Some careers have the good fortune of ending too soon -- they petrify into myth. When Bruce Lee died at 32, on the eve of his first international hit, "Enter the Dragon," whatever he might have become lapsed into what might have been, into the realm of rumor and wish fulfillment and conjecture.


And perhaps no question about Lee is as trivial yet ardently pursued as this: Could Bruce Lee win a real fight? It's in some ways predictable that fans hungrily debate the skills of the man who refined and mainstreamed the martial arts film as we know it. Few actors have ever exuded as much physical charisma on screen as Lee. He makes you want to believe he's the real thing. When watching his films, one feels the nostalgist's urge to vindicate old affections. If, off screen, it turned out he wasn't so dangerous after all, so masterful, we'd feel duped. He left us longing -- in that way he was one of the great actors of his era. And so there are hours of Zapruder-esque YouTube videos dedicated to Lee's fighting prowess, bottomless Reddit threads obsessed with this nerdy, needy question.


Last summer, Quentin Tarantino, in his revisionist odyssey "Once Upon a Time in Hollywood," added his impudent voice to the debate when he depicted Lee, played by actor and martial artist Mike Moh, as a vainglorious braggart who gets into a fight with Brad Pitt's Cliff Booth, a stuntman and former Green Beret. The portrayal angered many. Lee's daughter, Shannon, accused the director of replicating the racist contempt her father suffered while he was alive. "He was continuously marginalized and treated like kind of a nuisance of a human being by white Hollywood," she said, "which is how he's treated in the film."


The fight in "OUATIH" is partly based on Lee's first meeting with Gene LeBell, a two-time national champion judoka and legendary Hollywood stuntman who is credited with popularizing grappling in North America. They were introduced on the set of "The Green Hornet" in 1966, where LeBell promptly scooped up the not-yet-iconic actor, tossed him over his shoulders and carried him around the set in a fireman's lift.


Lee was not amused. But LeBell laughed anyway. He was introducing himself, in his way, as a fellow martial artist, not challenging Lee, who was frequently called out by daring stuntmen on his movie sets.

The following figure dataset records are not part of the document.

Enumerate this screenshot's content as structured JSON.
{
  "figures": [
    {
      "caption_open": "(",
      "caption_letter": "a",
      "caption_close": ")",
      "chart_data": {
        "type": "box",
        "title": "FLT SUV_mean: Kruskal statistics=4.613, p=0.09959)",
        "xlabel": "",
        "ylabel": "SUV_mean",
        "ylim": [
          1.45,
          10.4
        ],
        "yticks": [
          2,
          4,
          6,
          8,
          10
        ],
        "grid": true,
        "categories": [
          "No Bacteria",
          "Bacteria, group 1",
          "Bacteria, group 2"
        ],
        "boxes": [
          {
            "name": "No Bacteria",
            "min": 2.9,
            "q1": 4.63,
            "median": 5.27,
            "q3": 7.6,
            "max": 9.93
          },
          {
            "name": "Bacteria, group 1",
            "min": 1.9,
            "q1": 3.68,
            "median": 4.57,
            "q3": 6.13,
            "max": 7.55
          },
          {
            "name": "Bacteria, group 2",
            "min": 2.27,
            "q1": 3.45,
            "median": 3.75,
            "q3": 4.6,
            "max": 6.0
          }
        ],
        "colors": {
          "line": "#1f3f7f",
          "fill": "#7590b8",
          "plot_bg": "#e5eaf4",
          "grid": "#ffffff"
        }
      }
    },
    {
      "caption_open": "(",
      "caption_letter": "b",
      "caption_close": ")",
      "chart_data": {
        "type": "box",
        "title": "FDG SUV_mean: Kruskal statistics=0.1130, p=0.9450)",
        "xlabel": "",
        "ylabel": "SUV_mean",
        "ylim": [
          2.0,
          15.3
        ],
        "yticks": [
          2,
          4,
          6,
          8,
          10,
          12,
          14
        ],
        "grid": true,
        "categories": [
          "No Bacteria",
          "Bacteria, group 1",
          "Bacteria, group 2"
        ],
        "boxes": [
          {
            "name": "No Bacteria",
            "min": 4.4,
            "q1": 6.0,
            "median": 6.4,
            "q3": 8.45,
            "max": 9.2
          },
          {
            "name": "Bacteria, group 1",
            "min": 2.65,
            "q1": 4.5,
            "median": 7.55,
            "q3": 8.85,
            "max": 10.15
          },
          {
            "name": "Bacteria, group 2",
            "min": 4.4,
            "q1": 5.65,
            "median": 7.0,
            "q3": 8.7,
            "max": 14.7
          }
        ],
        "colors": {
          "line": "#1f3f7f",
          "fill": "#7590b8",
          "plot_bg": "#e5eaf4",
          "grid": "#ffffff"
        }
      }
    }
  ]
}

Lee and LeBell forged a friendship away from the set, training together for about a year in the late 1960s. (Decades later, LeBell would scandalize Lee's public by insisting his pupil Ronda Rousey could kick Lee's ass.) It was during those sessions that Lee started to incorporate grappling into his style. He would later use submission holds to finish opponents in his fight scenes, like his classic guillotine choke of Chuck Norris in "The Way of the Dragon." In addition to LeBell, Lee worked for years with the likes of Norris and Joe Lewis, two of the most celebrated non-boxing fighters of their day. Before he became an action star, Norris was the world middleweight karate champion from 1968 to 1974. Lewis won what is regarded as both the first kickboxing match in the U.S. and the bridge between the karate point fighting era and the full-contact kickboxing we know today.